Amor e Monstros (Love and Monsters / 2020): 7.0
Num mundo infestado por monstros (animais de sangue frio que sofreram mutações e devastaram o planeta) um garoto parte sozinho numa jornada pra tentar se reunir com sua ex-namorada. Apesar de alguns toques de Idealismo Corrompido (no tom não-sério da aventura) o filme é surpreendentemente positivo e bem feito. Dylan O'Brien está perfeito no papel — ele carrega aquela mistura especial de vulnerabilidade e força que é característica dos bons astros, e consegue fazer o personagem ir de um semi-loser no início da história a um leading man respeitável mais pro fim. O roteiro é bem estruturado, tem acontecimentos interessantes ao longo de todos os atos, a narrativa é clara (coisas básicas, mas que temos que aplaudir hoje em dia), e o filme evita a maioria dos "pecados" do entretenimento atual — não chuta o balde do realismo só por ser uma fantasia, se esforça pra ser original, criar conceitos interessantes de monstros (não é a 20ª adaptação de algo existente), é sobre ações concretas (não cai no subjetivismo/simbolismo), nem fica apelando para o sombrio/melancólico/violento, apesar de se passar num contexto pós-apocalíptico. Pelo título e pela premissa, estava esperando algo bem mais "tongue-in-cheek" e carregado de cinismo (como Zumbilândia), então foi uma boa surpresa.

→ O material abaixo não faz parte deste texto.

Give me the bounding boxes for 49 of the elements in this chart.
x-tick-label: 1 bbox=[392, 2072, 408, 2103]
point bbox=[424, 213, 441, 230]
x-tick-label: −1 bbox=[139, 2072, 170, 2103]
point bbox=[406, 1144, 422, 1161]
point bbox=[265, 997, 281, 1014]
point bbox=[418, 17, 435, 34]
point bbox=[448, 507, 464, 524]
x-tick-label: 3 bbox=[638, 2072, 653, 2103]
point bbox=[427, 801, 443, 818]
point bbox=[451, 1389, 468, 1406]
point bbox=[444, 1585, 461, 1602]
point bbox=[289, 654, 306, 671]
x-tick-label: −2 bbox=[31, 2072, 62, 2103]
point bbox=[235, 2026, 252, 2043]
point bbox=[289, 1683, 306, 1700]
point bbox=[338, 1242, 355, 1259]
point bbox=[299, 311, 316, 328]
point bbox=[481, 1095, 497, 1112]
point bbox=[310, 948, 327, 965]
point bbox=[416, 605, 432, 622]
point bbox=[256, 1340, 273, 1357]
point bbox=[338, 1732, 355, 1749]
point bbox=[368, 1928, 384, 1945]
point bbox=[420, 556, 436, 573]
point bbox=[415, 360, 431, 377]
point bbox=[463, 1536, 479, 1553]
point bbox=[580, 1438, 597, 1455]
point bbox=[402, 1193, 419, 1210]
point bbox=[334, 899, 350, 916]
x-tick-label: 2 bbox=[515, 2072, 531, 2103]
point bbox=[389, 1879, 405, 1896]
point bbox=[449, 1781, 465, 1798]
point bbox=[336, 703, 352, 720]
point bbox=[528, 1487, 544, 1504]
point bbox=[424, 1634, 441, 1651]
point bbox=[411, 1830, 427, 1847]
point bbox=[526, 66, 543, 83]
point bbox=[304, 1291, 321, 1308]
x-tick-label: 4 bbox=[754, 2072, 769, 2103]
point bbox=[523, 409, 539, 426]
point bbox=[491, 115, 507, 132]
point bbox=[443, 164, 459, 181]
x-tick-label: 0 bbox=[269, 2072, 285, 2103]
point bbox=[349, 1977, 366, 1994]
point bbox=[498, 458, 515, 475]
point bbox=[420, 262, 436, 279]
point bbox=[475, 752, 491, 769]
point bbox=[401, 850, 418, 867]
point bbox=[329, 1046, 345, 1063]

Them (série / 2021) - 1º episódio
Achei que tinha algo a ver com o Jordan Peele, não só por "Them" parecer uma resposta a "Us", mas também pela ideia (já batida a essa altura) de usar o terror de maneira simbólica pra discutir questões raciais. Mas depois vi que Peele não tem nada a ver com a série. Acho curioso que o cinema "político" hoje tenha se tornado tão mainstream que esteja adotando táticas de marketing que antes eram mais associadas a chicletes e produtos industrializados de segunda categoria. Só vi o 1º episódio pra saber do que se tratava e achei detestável, além de altamente racista em sua atitude. A produção é de boa qualidade, alguns momentos de terror são eficazes, mas com base no piloto (não sei que rumo a série toma depois), pra mim ficou claro que o foco aqui não é o suspense, a diversão, nem mesmo qualquer propósito educacional, e sim a motivação por ódio e vingança que está se tornando cada vez mais explícita no entretenimento atual (lendo este artigo, descobri não só que "race horror" e "black trauma" são considerados gêneros de filmes, como o termo "black trauma PORN" já é usado pra descrever seus representantes mais vulgares).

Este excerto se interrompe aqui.